Giuliani’s two potential Democratic successors have no intention of challenging the interests of Wall Street. Mark Green, until recently considered the clear front-runner, actually agreed to the mayor’s proposal to extend his term by three months, saying it was justified by the crisis over the World Trade Center attack. A former close acolyte of consumer advocate and recent Green Party presidential candidate Ralph Nader, Green has been paddling furiously toward the right since launching his election campaign, announcing his support for abolishing parole and forming an alliance with former Police Commissioner William Bratton to prove himself “tough on crime.”
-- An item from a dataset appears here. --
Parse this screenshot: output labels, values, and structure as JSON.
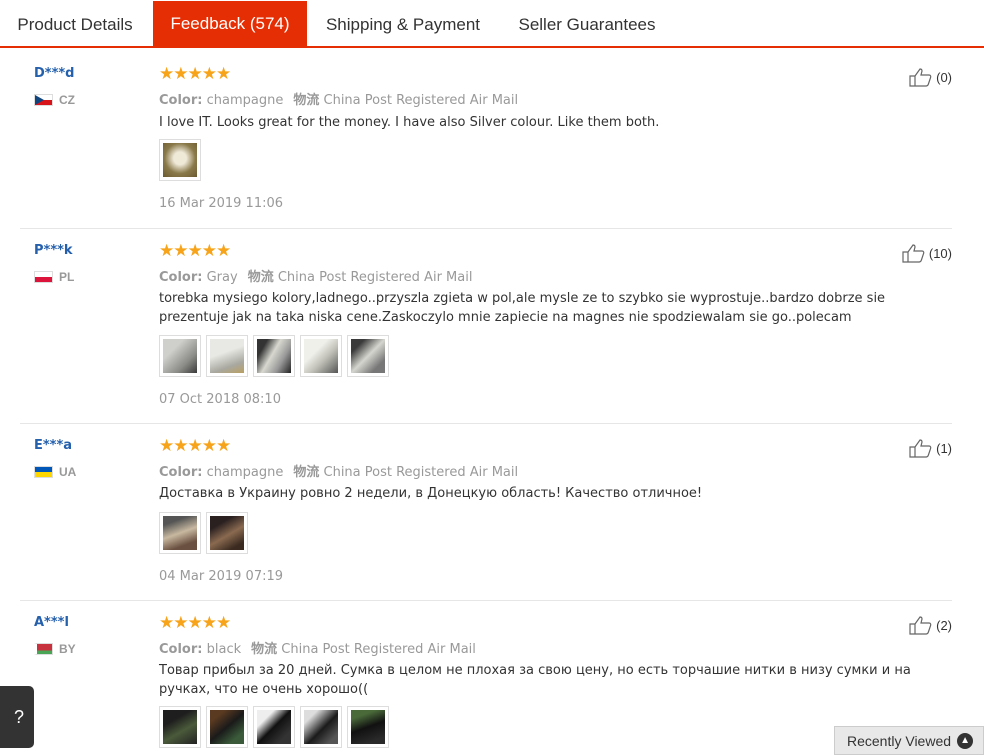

Ferdinand Ferrer, a political hack who was nurtured by the corrupt Bronx Democratic Party machine, campaigned on the theme of New York being “two cities,” one of wealth and the other of poverty, which propelled him—to the surprise of pollsters, pundits and himself—into first place in the first round of the primaries. He too is trying to tack right in advance of the October 11 runoff, but for his own political reasons rejected Giuliani’s proposal.

Giuliani’s proposal, at least in its initial form, is unlikely to achieve fruition. Extending his present term or overturning term limits would require measures by the State Legislature in Albany, which appears reluctant to act. Others, however, have proposed that he be given a new base of power as a reconstruction czar for lower Manhattan.

Whatever the immediate fate of the present mayor of New York, the political maneuvering since September 11 is the expression of insoluble social contradictions that have led to the ever deepening decay of the institutions of bourgeois democracy in New York City and nationally. Just as the Bush administration was brought to power through ballot fraud and the suppression of votes, so the forces behind Giuliani were prepared to keep him in office through blatant intimidation and appeals to police mutiny against his successor.

Underlying both these events is the recognition within the predominant sections of the ruling elite that economic and political events are spinning out of their control and that the defense of a system based on rampant social inequality cannot be carried out through traditional democratic forms.